Sinopec’s Jiyang shale oil base in Shandong province has ramped up output in recent months, raising Chinese shale production and domestic resources and output as the world’s biggest crude importer looks to boost its energy security.
Cumulative oil production at Jiyang has topped 2 million tons, Chinese media reported on Monday.
The Jiyang base, which covers about 7,300 square kilometers, or 2,820 square miles, in the Shandong province in east China, increased shale oil output by 15% in the first four months of 2026 compared to the same period last year, thanks to 10 new wells placed into operation, according to Sinopec.
The Chinese state oil giant formally known as China Petroleum & Chemical Corporation has also recently opened a major ultra-deep shale gas find after obtaining official government approval for proven geological reserves of 235.687 billion cubic meters in the Ziyang Dongfeng field in the Sichuan province.
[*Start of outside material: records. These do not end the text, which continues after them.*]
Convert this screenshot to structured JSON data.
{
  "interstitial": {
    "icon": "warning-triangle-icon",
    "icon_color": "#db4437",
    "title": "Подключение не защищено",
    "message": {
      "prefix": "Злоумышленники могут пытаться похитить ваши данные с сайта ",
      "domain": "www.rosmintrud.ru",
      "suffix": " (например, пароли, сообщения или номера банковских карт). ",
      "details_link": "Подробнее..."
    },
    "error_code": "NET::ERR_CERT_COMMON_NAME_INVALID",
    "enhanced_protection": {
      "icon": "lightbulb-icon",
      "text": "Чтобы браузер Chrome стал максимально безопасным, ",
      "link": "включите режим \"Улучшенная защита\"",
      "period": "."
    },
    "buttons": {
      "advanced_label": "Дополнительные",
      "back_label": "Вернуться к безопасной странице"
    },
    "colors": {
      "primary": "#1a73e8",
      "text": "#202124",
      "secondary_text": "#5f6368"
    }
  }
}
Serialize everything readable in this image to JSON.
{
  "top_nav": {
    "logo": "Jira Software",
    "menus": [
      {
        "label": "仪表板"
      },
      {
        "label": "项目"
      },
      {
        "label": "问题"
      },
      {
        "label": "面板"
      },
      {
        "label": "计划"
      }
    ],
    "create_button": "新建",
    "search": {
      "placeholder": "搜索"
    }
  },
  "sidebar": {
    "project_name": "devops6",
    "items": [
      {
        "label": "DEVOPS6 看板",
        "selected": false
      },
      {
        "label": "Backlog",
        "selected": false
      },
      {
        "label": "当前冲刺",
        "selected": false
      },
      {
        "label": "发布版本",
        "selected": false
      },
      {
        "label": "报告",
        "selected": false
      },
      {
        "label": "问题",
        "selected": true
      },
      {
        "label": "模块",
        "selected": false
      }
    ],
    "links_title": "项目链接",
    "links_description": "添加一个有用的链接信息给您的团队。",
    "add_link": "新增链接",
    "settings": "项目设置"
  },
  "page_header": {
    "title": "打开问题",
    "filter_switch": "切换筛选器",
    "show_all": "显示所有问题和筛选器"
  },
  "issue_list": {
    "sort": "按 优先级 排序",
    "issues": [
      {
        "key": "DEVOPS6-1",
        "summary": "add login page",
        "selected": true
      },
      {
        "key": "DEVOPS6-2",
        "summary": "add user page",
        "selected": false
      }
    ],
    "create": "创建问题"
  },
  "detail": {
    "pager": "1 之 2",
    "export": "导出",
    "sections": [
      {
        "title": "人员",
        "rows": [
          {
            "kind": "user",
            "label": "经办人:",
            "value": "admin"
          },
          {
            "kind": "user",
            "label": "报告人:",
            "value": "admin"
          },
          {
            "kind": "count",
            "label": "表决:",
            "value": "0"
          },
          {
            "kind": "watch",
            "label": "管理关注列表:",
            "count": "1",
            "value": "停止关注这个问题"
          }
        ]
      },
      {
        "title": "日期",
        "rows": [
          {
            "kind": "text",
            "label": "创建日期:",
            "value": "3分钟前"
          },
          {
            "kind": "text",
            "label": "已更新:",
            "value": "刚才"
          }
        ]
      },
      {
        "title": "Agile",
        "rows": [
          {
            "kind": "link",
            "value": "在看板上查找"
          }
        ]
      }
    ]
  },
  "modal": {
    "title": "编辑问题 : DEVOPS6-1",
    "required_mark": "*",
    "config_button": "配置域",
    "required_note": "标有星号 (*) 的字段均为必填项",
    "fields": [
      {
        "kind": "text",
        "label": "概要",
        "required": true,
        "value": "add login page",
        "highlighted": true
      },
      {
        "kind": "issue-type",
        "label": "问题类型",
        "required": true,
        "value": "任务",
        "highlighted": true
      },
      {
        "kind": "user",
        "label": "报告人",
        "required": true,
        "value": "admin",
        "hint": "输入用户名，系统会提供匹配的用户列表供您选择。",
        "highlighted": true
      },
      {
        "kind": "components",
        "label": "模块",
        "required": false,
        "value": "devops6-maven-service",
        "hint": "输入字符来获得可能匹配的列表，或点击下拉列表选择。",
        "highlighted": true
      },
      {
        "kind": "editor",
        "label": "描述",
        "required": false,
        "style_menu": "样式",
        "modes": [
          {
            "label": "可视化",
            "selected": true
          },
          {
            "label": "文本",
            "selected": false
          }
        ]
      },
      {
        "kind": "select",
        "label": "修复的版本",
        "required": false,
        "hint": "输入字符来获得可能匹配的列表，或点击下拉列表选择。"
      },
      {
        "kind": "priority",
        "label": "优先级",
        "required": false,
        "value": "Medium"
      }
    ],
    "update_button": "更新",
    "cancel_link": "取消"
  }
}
Sinopec earlier this month announced that the Ministry of Natural Resources of China approved its reserves validation at the shale gas field, marking the creation of China’s first ultra-deep, 100-billion-cubic-meter-level shale gas field.
“After over a decade of persistent effort, we have taken Cambrian shale gas from zero to a hundred-billion-cubic-meter-scale reserve base,” commented Liu Wei, director of Sinopec Southwest Petroleum Bureau and representative of Sinopec Southwest Oil & Gas Company.
“This validates the formation’s vast potential and gives us a replicable technical pathway to expand China’s shale gas development frontier.”
Sinopec will now move to the next state of driving “high-quality exploration and production, accelerate capacity growth at Ziyang Dongfeng, and contribute to secure national energy security,” the executive added.
In recent years, Sinopec has been actively exploring and certifying growing volumes of shale oil and gas reserves in China’s onshore basins, despite technically and geologically challenging terrains and ultra-deep formations.
Despite the challenges, shale exploration is an important part of China’s push to boost its domestic oil and gas production in a bid to reduce its significant exposure to imported hydrocarbons.